In an action to foreclose a mortgage, nonparty M2N Corp., the successful bidder at a judicial sale of the subject premises, appeals from an order of the Supreme Court, Westchester County (Lefkowitz, J.), entered August 14, 2006, which granted those branches of the plaintiffs motion which were to declare it in default, to direct the referee to resell the subject premises unless it closed by September 14, 2006, and to permit the plaintiff to retain as liquidated damages the down payment it made in the event it failed to close by September 14, 2006.
Ordered that the order is affirmed, with costs.

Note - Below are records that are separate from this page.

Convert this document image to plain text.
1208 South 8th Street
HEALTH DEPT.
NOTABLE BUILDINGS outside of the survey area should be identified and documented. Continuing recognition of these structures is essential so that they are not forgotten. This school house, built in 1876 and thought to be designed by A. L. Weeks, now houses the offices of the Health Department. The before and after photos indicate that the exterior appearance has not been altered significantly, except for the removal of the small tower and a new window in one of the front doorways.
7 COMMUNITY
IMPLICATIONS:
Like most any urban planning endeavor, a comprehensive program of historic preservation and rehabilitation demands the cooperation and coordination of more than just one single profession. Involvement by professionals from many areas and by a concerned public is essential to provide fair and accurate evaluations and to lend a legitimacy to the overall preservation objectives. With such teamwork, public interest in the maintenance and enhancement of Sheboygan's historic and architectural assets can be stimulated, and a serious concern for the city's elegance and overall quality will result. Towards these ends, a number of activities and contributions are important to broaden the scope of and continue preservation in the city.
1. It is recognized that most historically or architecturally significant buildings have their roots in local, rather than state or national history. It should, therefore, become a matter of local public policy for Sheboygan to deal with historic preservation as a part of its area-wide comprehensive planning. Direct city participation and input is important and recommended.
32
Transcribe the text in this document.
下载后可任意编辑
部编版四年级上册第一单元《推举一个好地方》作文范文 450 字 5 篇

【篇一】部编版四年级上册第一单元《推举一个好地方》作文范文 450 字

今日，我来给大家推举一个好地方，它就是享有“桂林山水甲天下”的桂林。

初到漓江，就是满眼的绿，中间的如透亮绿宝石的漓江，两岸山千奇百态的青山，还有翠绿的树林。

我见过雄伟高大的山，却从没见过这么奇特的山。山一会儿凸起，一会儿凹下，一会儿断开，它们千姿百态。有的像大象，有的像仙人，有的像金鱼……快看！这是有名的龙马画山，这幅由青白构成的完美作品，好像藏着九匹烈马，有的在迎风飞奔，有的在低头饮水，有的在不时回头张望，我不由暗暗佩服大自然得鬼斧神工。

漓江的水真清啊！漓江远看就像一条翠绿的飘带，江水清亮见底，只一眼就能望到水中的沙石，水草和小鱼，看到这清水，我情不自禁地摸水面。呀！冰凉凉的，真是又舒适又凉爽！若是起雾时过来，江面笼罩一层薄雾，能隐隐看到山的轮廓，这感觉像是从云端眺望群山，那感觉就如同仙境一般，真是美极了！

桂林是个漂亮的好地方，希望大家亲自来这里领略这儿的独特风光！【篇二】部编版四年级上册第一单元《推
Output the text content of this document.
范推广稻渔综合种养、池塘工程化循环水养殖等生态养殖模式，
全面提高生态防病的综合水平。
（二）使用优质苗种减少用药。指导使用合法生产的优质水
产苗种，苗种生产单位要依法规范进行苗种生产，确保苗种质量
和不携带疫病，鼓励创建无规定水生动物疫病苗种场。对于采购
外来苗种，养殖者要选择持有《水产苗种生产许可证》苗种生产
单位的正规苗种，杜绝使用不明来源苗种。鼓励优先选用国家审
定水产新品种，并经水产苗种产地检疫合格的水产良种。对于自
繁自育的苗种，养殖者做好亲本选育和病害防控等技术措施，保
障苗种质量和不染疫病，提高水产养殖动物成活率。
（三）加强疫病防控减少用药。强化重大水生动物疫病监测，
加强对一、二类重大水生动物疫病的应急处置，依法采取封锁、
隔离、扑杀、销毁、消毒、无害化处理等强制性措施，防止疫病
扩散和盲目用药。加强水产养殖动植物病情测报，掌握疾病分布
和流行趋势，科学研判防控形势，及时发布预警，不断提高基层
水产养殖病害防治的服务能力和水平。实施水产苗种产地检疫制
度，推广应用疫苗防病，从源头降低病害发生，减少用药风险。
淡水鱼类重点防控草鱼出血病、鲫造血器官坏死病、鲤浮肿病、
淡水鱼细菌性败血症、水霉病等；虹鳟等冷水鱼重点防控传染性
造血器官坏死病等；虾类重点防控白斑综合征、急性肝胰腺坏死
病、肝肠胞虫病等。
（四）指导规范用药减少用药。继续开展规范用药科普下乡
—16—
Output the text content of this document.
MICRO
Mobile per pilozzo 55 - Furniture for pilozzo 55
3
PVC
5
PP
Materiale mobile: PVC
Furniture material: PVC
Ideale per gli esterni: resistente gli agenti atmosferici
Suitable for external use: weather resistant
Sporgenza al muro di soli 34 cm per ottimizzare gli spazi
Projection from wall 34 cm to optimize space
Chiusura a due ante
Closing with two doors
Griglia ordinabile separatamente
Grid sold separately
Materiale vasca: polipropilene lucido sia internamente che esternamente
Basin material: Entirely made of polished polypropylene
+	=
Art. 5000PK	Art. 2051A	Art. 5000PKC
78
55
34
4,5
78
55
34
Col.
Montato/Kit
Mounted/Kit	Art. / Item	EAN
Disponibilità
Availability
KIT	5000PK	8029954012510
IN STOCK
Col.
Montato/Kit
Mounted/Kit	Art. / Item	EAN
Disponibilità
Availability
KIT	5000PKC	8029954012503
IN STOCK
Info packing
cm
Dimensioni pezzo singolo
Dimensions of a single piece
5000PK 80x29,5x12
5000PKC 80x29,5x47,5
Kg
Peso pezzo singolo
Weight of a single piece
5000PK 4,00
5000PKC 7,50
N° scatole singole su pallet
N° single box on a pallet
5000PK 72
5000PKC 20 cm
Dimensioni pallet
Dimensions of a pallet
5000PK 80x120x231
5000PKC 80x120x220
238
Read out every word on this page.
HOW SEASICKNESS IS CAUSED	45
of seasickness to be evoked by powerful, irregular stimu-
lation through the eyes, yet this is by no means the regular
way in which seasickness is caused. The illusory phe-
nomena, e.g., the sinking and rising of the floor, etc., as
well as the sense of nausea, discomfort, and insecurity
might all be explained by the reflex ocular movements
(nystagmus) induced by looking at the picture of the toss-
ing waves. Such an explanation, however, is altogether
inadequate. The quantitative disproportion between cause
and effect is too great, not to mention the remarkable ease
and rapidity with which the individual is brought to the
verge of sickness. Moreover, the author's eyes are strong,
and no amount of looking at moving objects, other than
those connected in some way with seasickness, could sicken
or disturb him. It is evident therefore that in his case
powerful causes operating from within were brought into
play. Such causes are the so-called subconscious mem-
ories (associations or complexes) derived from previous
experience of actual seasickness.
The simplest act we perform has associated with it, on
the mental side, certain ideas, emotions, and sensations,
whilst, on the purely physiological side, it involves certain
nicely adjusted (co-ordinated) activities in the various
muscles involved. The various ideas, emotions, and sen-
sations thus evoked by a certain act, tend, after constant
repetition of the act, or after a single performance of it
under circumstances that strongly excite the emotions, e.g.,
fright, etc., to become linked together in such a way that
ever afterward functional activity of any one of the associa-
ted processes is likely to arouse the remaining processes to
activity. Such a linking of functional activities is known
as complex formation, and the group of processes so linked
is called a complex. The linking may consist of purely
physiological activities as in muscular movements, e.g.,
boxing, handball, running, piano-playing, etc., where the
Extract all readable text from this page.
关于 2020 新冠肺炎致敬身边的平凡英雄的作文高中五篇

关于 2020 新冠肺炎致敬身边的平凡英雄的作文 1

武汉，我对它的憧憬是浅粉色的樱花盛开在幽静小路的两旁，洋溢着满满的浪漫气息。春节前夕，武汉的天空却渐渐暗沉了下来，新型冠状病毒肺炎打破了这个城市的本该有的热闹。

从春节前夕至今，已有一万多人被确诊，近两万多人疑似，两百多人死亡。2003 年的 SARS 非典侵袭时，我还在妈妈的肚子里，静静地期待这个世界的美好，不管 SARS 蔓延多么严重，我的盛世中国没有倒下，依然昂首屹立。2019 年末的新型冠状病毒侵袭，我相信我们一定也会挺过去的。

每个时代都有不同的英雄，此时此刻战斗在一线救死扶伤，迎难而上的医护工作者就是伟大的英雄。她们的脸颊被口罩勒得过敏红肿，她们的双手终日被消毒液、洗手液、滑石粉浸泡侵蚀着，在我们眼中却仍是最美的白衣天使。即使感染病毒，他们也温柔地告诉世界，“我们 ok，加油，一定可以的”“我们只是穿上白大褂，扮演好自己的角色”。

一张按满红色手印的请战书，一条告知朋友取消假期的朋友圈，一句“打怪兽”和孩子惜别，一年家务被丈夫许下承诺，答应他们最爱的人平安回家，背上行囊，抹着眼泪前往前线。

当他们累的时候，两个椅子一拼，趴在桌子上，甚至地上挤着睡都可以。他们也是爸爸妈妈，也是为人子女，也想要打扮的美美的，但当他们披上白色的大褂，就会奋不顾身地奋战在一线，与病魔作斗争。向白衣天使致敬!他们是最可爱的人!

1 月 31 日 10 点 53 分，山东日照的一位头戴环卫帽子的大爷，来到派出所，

The appellant was the successful bidder at a judicial sale of the subject property conducted pursuant to a judgment of foreclosure. Two of the defendants in the foreclosure action, Alfonso Leveau and Robert Lagos, allegedly were not served with the summons and complaint by personal delivery (see CPLR 308 [1]). The appellant refused to close, contending that the possibility that Leveau or Lagos, in the future, might seek to vacate *728the judgment of foreclosure pursuant to CPLR 317 necessarily-rendered title to the subject premises unmarketable. The Supreme Court disagreed, as do we. “A marketable title is ‘a title free from reasonable doubt, but not from every doubt’ ” (Gateway Dev. & Mfg. v Commercial Carriers, 296 AD2d 821, 824 [2002], quoting Regan v Lanze, 40 NY2d 475, 482 [1976]; see Voorheesville Rod & Gun Club v Tompkins Co., 82 NY2d 564, 571 [1993]). “Something more than a mere assertion of a right is essential to create an unmarketable or doubtful title” (Nasha Holding Corp. v Ridge Bldg. Corp., 221 App Div 238, 243 [1927]; see Gateway Dev. & Mfg. v Commercial Carriers, 296 AD2d at 824).
In any event, pursuant to the referee’s terms of sale, the appellant agreed to take the premises subject to the “[rjights of any defendants, pursuant to [CPLR 317].” Under the facts presented, the appellant improperly refused to close on the ground asserted (cf. Stathakis v Poon, 295 AD2d 496 [2002]).
The appellant’s remaining contentions are without merit. Crane, J.P., Fisher, Garni and McCarthy, JJ., concur.